The move would damage the international competitiveness of the European cement industry, it is argued. Moreover, the study indicates that the relocation of the European cement industry would have a negative impact on global emissions. The results of the study have been presented to all concerned stakeholders, including EU authorities, national governments, their
permanent representatives in the EU, as well as trade unions representing workers in the cement industry.

Cement industry under spotlight, EU suspects cartel tactics
Recently, according to the international wire, the competition authorities of the European Union have started an investigation into the world's largest cement producers operating a wide number of facilities in Europe, such as Monterrey-based Cemex, French Lafarge, Swiss-based Holcim, German building materials company Dyckerhoff and HeidelbergCement.
According to the wire, the companies under investigation said they had been searched.
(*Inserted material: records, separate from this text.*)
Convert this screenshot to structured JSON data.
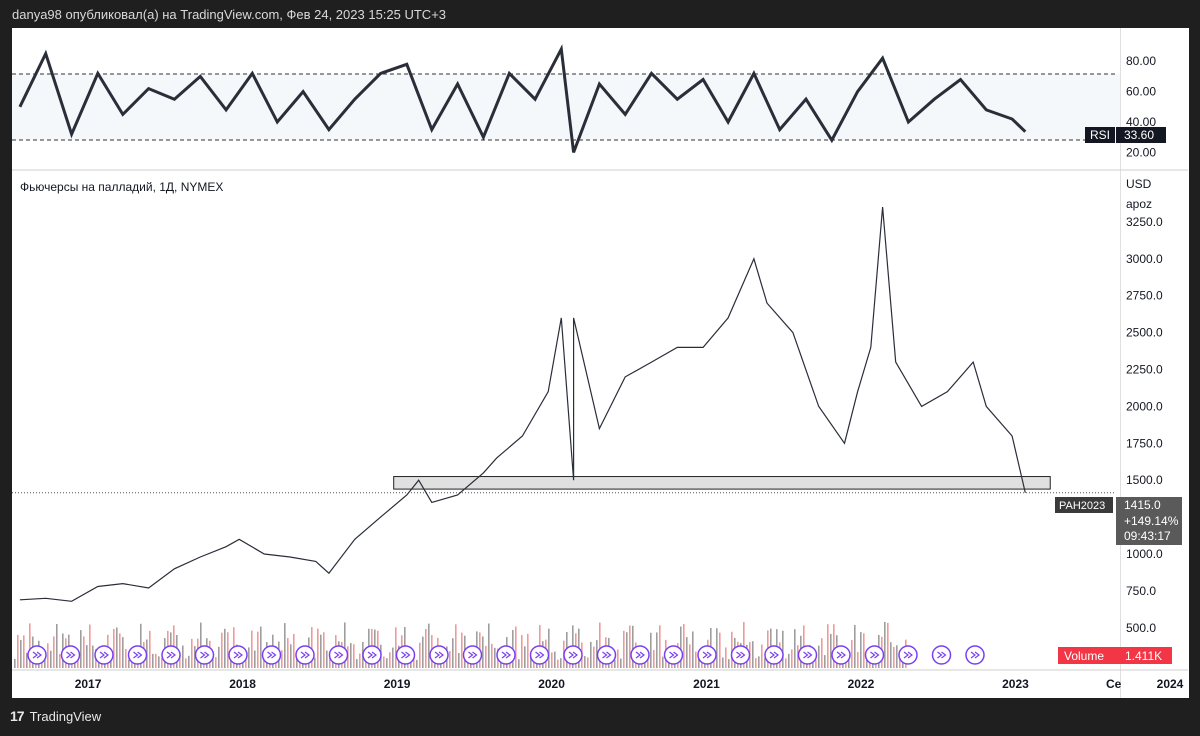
{
  "header": {
    "publisher": "danya98 опубликовал(а) на TradingView.com, Фев 24, 2023 15:25 UTC+3"
  },
  "footer": {
    "brand": "TradingView"
  },
  "chart_data": [
    {
      "type": "line",
      "title": "RSI",
      "indicator_label": "RSI",
      "last_value": "33.60",
      "ylim": [
        15,
        92
      ],
      "y_ticks": [
        "80.00",
        "60.00",
        "40.00",
        "20.00"
      ],
      "bands": [
        70,
        30
      ],
      "x": [
        "2016-08",
        "2016-10",
        "2016-12",
        "2017-02",
        "2017-04",
        "2017-06",
        "2017-08",
        "2017-10",
        "2017-12",
        "2018-02",
        "2018-04",
        "2018-06",
        "2018-08",
        "2018-10",
        "2018-12",
        "2019-02",
        "2019-04",
        "2019-06",
        "2019-08",
        "2019-10",
        "2019-12",
        "2020-02",
        "2020-03",
        "2020-05",
        "2020-07",
        "2020-09",
        "2020-11",
        "2021-01",
        "2021-03",
        "2021-05",
        "2021-07",
        "2021-09",
        "2021-11",
        "2022-01",
        "2022-03",
        "2022-05",
        "2022-07",
        "2022-09",
        "2022-11",
        "2023-01",
        "2023-02"
      ],
      "values": [
        50,
        85,
        32,
        72,
        45,
        62,
        55,
        70,
        48,
        72,
        40,
        60,
        35,
        55,
        72,
        78,
        35,
        65,
        30,
        72,
        55,
        88,
        20,
        65,
        45,
        72,
        55,
        68,
        40,
        72,
        35,
        55,
        28,
        60,
        82,
        40,
        55,
        68,
        48,
        42,
        33.6
      ]
    },
    {
      "type": "line",
      "title": "Фьючерсы на палладий, 1Д, NYMEX",
      "currency": "USD",
      "scale_label": "apoz",
      "ylim": [
        350,
        3500
      ],
      "y_ticks": [
        "3250.0",
        "3000.0",
        "2750.0",
        "2500.0",
        "2250.0",
        "2000.0",
        "1750.0",
        "1500.0",
        "1000.0",
        "750.0",
        "500.0"
      ],
      "x_ticks": [
        "2017",
        "2018",
        "2019",
        "2020",
        "2021",
        "2022",
        "2023",
        "2024",
        "Се"
      ],
      "x": [
        "2016-08",
        "2016-10",
        "2016-12",
        "2017-02",
        "2017-04",
        "2017-06",
        "2017-08",
        "2017-10",
        "2017-12",
        "2018-01",
        "2018-03",
        "2018-05",
        "2018-07",
        "2018-08",
        "2018-10",
        "2018-12",
        "2019-02",
        "2019-03",
        "2019-04",
        "2019-06",
        "2019-08",
        "2019-09",
        "2019-11",
        "2020-01",
        "2020-02",
        "2020-03",
        "2020-03",
        "2020-05",
        "2020-07",
        "2020-09",
        "2020-11",
        "2021-01",
        "2021-03",
        "2021-05",
        "2021-06",
        "2021-08",
        "2021-10",
        "2021-12",
        "2022-01",
        "2022-02",
        "2022-03",
        "2022-04",
        "2022-06",
        "2022-08",
        "2022-10",
        "2022-11",
        "2023-01",
        "2023-02"
      ],
      "values": [
        690,
        700,
        680,
        780,
        800,
        770,
        900,
        980,
        1050,
        1100,
        1000,
        980,
        950,
        870,
        1100,
        1250,
        1400,
        1500,
        1350,
        1400,
        1550,
        1650,
        1800,
        2100,
        2600,
        1500,
        2600,
        1850,
        2200,
        2300,
        2400,
        2400,
        2600,
        3000,
        2700,
        2500,
        2000,
        1750,
        2100,
        2400,
        3350,
        2300,
        2000,
        2100,
        2300,
        2000,
        1800,
        1415
      ],
      "last_price": "1415.0",
      "change": "+149.14%",
      "countdown": "09:43:17",
      "symbol": "PAH2023",
      "support_zone": {
        "from": 1440,
        "to": 1525,
        "start": "2019-01",
        "end": "2023-04"
      },
      "volume": {
        "label": "Volume",
        "value": "1.411K"
      }
    }
  ]
}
Dyckerhoff AG said that it had not breached anti-trust rules, while HeidelbergCement also said its offices had been searched.
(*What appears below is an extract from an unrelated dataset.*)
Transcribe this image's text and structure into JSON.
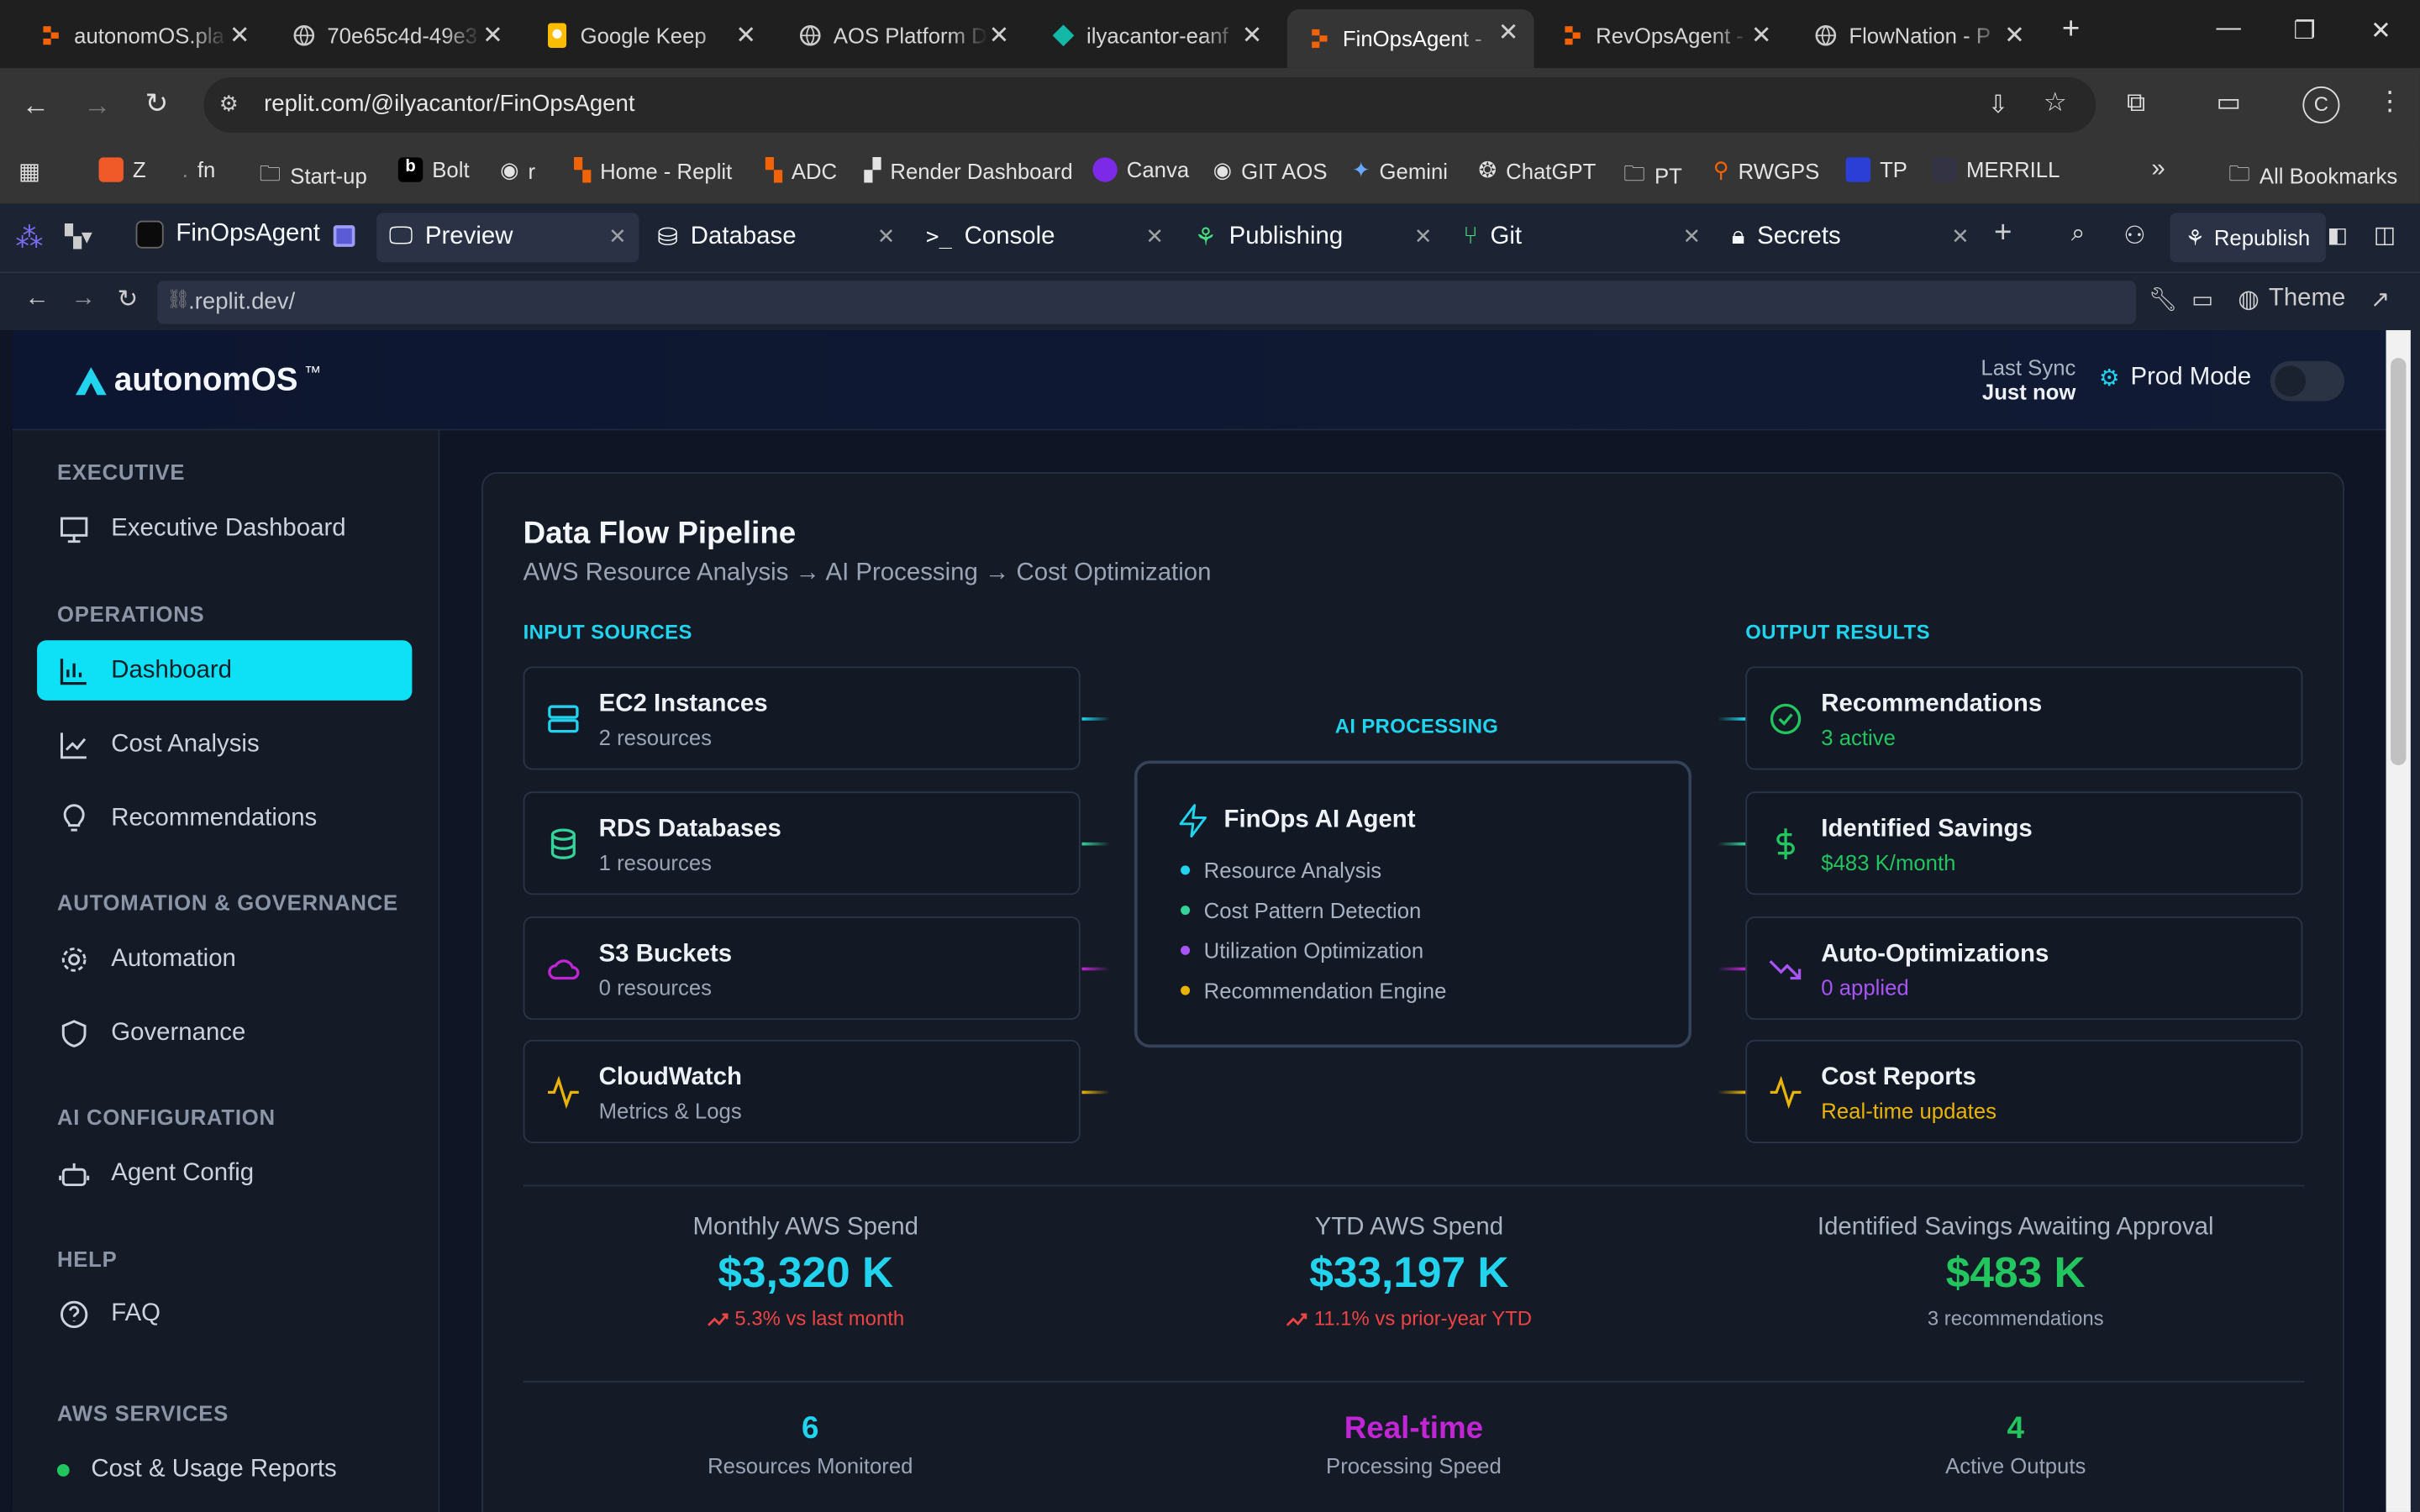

“European Union Competition Authority representatives have conducted a search in Cemex's offices in Germany and the United Kingdom,” Cemex said in a brief statement at the beginning of last week, quoted by the newswire. Meanwhile Lafarge and Holcim have also acknowledged in the international media that they have been searched by the EU authorities.
The last such major investigation was conducted in 1994 and resulted in fines for running a cartel. One of the incriminated companies was Lafarge, which was found to have been operating as a cartel, dividing up the cement markets and sharing information.
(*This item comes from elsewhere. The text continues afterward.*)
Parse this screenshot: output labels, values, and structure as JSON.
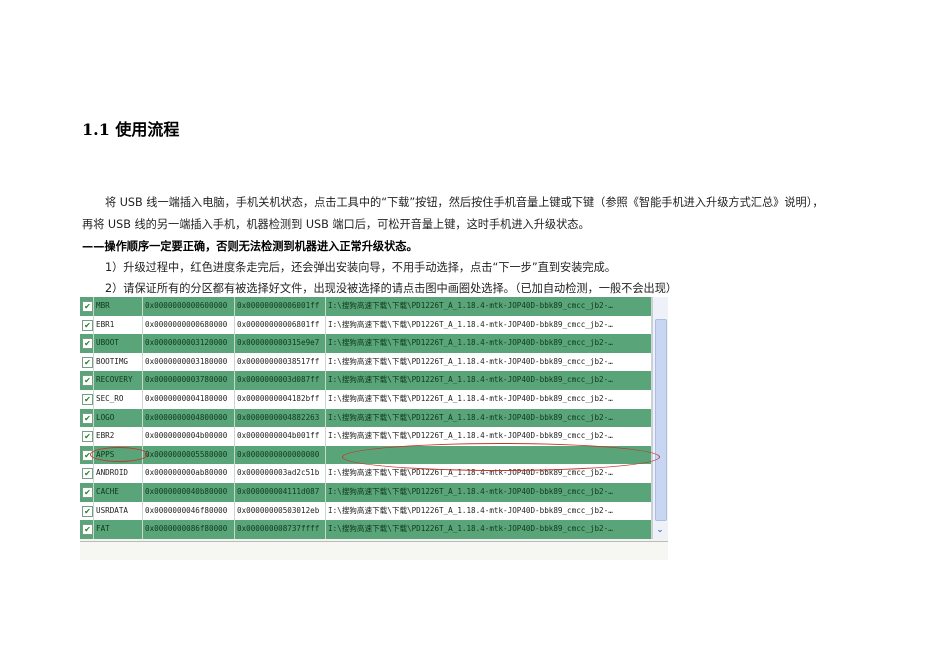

In Romania, Holcim currently runs three production cement plants in Turda, Campulung and Alesd, besides 16 environmentally-friendly concrete stations and five aggregates units.
At the beginning of 2008, the company announced it would assign EUR 12.5 million to building five environmentally-friendly concrete stations in Bucharest, Cluj, Timis and Iasi.
According to the company's estimates, Holcim Romania expected to make EUR 135 million worth of investment compared to the EUR 123 million it made in 2007 in modernizing and the construction of two new cement production facilities, as well as building a power unit designed for internal consumption, a plan it hoped to complete within five years.
In June, the aggregate materials and concrete division of French group Lafarge in Romania announced it was in talks over the takeover of three local producers, with one of them to be finalized this year. The announcement was made by Bruno Roux, the president and general manager of the division, according to a newswire.
The acquisitions will be made with the budget of the development investment division, which amounts to EUR 25 million.
The division comprises companies Lafarge Agregate Betoane, Lafarge Comnord, Lafarge Betoane and Cariere Plus, which acquired the company GHM Mixbeton Cluj-Napoca, specialized in concrete production.